If you are looking some good facts about women in engineering, you will find them here. Interestingly, these facts indicate that we not only have problems attracting women to the profession; we also have trouble retaining them. As a result, about 40% of women with an engineering degree do not go on to work in engineering positions.
This is obviously very unfortunate, considering that female engineers are in high demand. Women entering engineering fields tend to be highly skilled with relatively high salaries to match. So it’s not about not getting paid well, it’s also about not wanting the job once you’ve done all that work.
Why do we need more women in engineering and construction?
Engineering and construction jobs are vital to society as a whole. Many of the products we buy, from smartphones to cars to simple appliances, would not exist without them. Similarly, without the infrastructure that engineers work on, we could not live as comfortably as we do now.
None of this can happen without smart people who know how things work. If women are not attracted to the engineering and construction sectors, it simply means that employers will have a shrinking pool of potential recruits. Engineering could face a future labor shortage if more women are not brought into the profession.
Project teams also need diversity. Women may not bring any specific skills to the engineering profession – an engineer is an engineer after all – but they offer more diversity. Project teams work best when there is a diverse group of people challenging each other and reaching new conclusions. If engineers are only surrounded by people who look and think like them, the industry will never move forward.
And finally, another simple reason we need more women in engineering is that we must be able to inspire the next generation of female engineers. Without young women in engineering, there will be no one to teach the next generation of girls who can do this job. And if women choose to leave the profession, this will reduce opportunities for female-led mentoring.
Engineers are vital to society, and without them our modern lifestyle would disappear. Women make up half of the population; it makes sense that we include them in this field as well.
How can we address the gender gap?
There are many ways to do this. It begins by changing the perception of engineering and construction as an uninspiring profession. Once we eliminate the helmet and jumpsuit image sector, we can take action to address the gender gap.
There are also things employers can do, such as offering flexible work hours or daycare for children to encourage women to fill these positions.
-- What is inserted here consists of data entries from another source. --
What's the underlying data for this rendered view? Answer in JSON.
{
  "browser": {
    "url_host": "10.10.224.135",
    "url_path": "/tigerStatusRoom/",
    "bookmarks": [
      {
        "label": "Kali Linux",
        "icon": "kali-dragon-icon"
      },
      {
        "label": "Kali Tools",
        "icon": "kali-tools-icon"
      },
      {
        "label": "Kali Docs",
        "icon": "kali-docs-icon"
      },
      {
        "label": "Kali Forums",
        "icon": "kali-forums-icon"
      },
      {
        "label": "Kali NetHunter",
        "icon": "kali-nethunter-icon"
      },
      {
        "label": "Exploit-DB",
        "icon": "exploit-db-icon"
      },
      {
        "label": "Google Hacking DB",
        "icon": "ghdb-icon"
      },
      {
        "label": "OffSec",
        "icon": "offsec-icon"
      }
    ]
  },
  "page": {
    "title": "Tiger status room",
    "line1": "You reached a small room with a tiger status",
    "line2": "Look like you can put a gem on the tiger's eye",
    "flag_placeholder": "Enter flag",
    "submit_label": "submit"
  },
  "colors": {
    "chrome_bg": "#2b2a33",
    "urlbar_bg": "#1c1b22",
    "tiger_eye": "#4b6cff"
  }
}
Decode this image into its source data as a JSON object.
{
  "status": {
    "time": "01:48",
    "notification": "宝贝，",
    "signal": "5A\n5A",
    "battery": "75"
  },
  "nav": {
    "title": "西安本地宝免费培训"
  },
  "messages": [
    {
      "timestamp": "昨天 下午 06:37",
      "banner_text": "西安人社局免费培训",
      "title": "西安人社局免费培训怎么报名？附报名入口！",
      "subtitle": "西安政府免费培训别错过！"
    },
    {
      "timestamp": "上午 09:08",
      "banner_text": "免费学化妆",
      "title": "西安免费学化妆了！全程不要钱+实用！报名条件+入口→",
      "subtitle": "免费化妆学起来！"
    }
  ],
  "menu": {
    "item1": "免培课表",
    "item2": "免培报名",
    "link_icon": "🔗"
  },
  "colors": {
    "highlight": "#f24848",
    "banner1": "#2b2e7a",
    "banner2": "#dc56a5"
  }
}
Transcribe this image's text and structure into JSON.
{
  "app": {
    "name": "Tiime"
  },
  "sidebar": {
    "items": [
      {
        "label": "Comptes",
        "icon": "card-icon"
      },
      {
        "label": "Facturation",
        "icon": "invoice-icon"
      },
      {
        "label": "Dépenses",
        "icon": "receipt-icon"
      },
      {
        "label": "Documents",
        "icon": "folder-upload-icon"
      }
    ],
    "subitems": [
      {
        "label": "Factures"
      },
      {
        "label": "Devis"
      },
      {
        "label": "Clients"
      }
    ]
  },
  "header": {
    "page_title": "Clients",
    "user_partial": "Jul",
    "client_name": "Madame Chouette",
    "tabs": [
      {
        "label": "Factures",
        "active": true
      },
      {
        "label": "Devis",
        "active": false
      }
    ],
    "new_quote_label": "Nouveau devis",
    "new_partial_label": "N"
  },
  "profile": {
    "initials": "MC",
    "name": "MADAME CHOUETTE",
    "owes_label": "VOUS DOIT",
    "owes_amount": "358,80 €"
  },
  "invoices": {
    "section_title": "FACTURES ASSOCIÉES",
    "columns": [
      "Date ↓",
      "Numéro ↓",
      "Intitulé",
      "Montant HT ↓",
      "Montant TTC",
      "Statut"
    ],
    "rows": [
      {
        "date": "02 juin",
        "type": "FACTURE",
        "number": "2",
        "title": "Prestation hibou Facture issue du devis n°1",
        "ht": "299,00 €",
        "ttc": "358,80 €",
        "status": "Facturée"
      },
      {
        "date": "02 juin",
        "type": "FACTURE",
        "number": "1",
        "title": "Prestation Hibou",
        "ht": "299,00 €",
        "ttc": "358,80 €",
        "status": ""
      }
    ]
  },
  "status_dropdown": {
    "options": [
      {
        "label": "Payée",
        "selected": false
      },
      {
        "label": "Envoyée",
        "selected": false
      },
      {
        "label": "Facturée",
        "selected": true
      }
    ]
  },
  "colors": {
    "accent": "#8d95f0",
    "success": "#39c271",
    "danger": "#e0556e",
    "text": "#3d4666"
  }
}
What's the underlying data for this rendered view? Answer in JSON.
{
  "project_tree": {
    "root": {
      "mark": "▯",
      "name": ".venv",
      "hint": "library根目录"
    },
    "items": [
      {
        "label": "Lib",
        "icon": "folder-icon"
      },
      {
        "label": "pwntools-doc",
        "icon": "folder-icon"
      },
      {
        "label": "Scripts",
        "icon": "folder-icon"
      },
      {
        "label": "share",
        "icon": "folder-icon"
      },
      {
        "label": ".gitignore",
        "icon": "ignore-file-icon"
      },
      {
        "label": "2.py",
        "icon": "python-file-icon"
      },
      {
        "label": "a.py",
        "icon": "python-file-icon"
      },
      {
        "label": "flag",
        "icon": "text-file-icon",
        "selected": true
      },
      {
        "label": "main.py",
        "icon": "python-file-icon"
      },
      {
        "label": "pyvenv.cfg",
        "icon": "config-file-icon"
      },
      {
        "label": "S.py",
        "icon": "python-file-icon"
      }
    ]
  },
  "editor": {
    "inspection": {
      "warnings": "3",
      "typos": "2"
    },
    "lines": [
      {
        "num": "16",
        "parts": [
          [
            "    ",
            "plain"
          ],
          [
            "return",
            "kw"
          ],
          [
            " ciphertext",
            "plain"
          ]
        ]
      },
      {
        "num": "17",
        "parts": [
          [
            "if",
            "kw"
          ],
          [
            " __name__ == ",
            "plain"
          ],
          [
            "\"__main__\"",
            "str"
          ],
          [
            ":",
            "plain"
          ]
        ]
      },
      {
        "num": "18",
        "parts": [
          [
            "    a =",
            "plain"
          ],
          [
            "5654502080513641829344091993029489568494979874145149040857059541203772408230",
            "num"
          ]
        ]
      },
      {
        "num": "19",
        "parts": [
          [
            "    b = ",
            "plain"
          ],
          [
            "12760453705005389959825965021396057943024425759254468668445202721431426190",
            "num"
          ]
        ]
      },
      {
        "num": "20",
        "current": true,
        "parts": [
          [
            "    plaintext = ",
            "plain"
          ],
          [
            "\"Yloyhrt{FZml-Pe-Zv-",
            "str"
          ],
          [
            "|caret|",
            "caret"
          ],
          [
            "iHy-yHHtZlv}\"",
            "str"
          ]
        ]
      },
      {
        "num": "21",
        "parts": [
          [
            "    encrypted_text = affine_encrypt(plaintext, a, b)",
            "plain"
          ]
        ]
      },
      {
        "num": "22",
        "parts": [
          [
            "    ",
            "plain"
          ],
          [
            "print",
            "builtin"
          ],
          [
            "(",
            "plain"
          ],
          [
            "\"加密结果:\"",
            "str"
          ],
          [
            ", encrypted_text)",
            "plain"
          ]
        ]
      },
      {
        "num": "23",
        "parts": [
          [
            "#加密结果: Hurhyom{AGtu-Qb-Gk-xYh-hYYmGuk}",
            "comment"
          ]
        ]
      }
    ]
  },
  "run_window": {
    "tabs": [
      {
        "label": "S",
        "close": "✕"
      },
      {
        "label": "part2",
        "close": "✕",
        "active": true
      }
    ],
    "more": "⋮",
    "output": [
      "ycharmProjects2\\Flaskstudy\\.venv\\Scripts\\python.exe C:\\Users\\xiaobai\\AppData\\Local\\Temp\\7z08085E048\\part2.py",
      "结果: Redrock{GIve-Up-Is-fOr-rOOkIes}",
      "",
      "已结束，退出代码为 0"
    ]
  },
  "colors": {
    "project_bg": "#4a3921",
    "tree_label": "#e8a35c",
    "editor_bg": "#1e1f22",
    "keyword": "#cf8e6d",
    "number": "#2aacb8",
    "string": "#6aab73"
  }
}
It often happens that women have to choose between their careers and caring for their children. So if they can find a company that understands how difficult it is for men and women to juggle work, they are much more likely to stick around.
And finally, we must change the way our society treats women in these professions, and not just women, all the people who don’t fit a “traditional” image. People don’t want to work harder than necessary due to discrimination, so it is important to establish a positive culture early on. And young women must be encouraged to feel part of this sector.
It is also important to rename UK engineering as a prestigious option. Around the world, an engineering qualification is considered on par with a medical degree. And those in the profession are treated with the same prestige as doctors. Regaining prestige and the opportunity for recognition could help attract more women to the sector.